The communication logic was developed through a lot of back-and-forth with ChatGPT. I was nervous about the code, so I structured the process with checks at each stage, treating the two boards as independent systems first.
For the sender (the monolith board), I focused on verifying radar BLE connectivity. I was able to scan the device using my phone and confirm that it was broadcasting correctly using the nRF Connect app. This made the system feel legible before introducing the second board.
For the receiver (the orb), the goal was simpler but less forgiving. It needed to reliably receive the BLE signal and trigger the LEDs. Once that worked in isolation, I connected the two systems.
The full setup consists of two programs:
Sender (Monolith): Motion
Receiver (Orb): Sunrise
Debugging revealed a few non-obvious issues:
• D1 is not the same as GPIO3. Pin naming matters more than intuition.

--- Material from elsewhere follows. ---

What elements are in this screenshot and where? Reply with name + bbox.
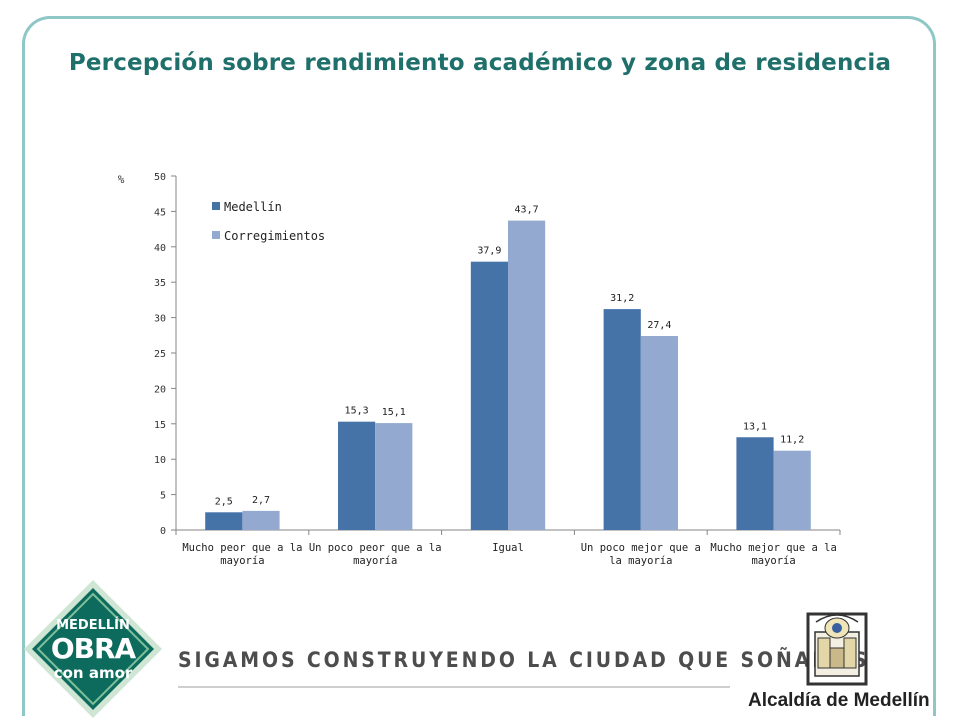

• I initially designed for a NeoPixel ring with many LEDs, then switched to five independent LEDs and had to update the pin logic accordingly.
• At one point nothing worked because I uploaded the sender code to the receiver and the receiver code to the sender. I spent about an hour and a half debugging that.
What ultimately made this manageable was running both boards simultaneously in the IDE and watching their serial outputs live. Seeing one board report motion and the other respond with light confirmed that the system was actually communicating. When it finally worked, it felt less like a trick and more like a conversation between two objects.